Responding to information suggesting that the SDLP had engaged in discussions with the Ulster Unionist Party on the basis of arrangements outside the terms of the Good Friday Agreement, he described the situation as "disappointing".
"Nine months ago the SDLP put forward proposals which involved scrapping the power sharing executive and replacing it with administrators, appointed by the governments, to run the various departments. This was unacceptable then and it is unacceptable now," said the Sinn Féin MP.
"Power sharing and inclusion are at the core of the Agreement. This is what was agreed by the parties and endorsed in referendum by the vast majority of the people North and South," said Murphy.
Unionist political leaders have no longer any excuse for refusing to re-engage in the institutions on the basis of the Agreement.

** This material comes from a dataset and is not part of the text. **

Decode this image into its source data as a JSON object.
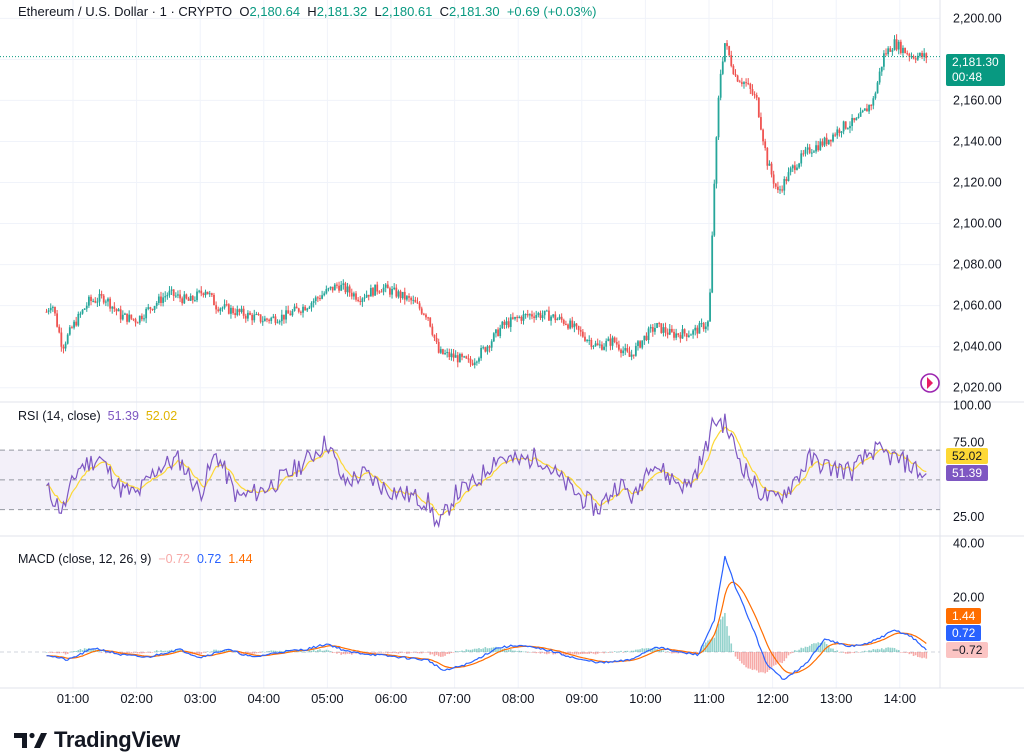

Accusing the SDLP of being prepared to settle for less, Murphy described it as ironic that just as the governments were about to convene a new round of political negotiations involving all the parties the SDLP appear to be providing anti-Agreement unionism with a cop-out clause.
"Anti-Agreement unionism will be well pleased to hear that the SDLP are prepared to settle for less than the full restoration of the political institutions. The SDLP proposals provide unionists with a basis for further procrastination and with some encouragement they may achieve a major dilution of the Agreement," said Murphy.
"Settling for less than power sharing will reopen the prospect of a return to unionist rule in the North. The SDLP must clarify where they stand with regards to power sharing. Any dilution of the power sharing arrangements which underpin the Agreement will undermine efforts to bring about full restoration of the political institutions," said Murphy.
Meanwhile, the DUP appears to be attempting to undermine any meaningful reinstatement of the institutions by refusing to share power on the basis of equality and respect. Any exclusion of the largest nationalist party in the North, Sinn Féin, will necessarily reinstate unionist domination. No wonder unionists are hoping the SDLP will endorse this strategy.
The DUP has already declared that it will not share power with Sinn Féin "for the foreseeable future". It was too early for unionism to trust or talk to Sinn Féin said Ian Paisley. Instead the DUP is to present a 16-page document to the British Prime Minister designed to exclude Sinn Féin.
Paisley was unwilling to commit his party to power sharing on the basis of equality and respect, said Sinn Féin's West Tyrone MP, Pat Doherty. The two governments needed to make it clear that the only way forward was the roadmap set out in the Good Friday Agreement. Paisley was challenging the democratic standing of the agreement and the two government's commitment to it, said Doherty.
"Sinn Féin will not countenance a move away from the fundamental principles that underpin the Good Friday Agreement. The DUP cannot be allowed to block forward movement towards the re-establishment of the political institutions. Republicans have delivered on every commitment given. It is now time for others to do likewise," said Doherty.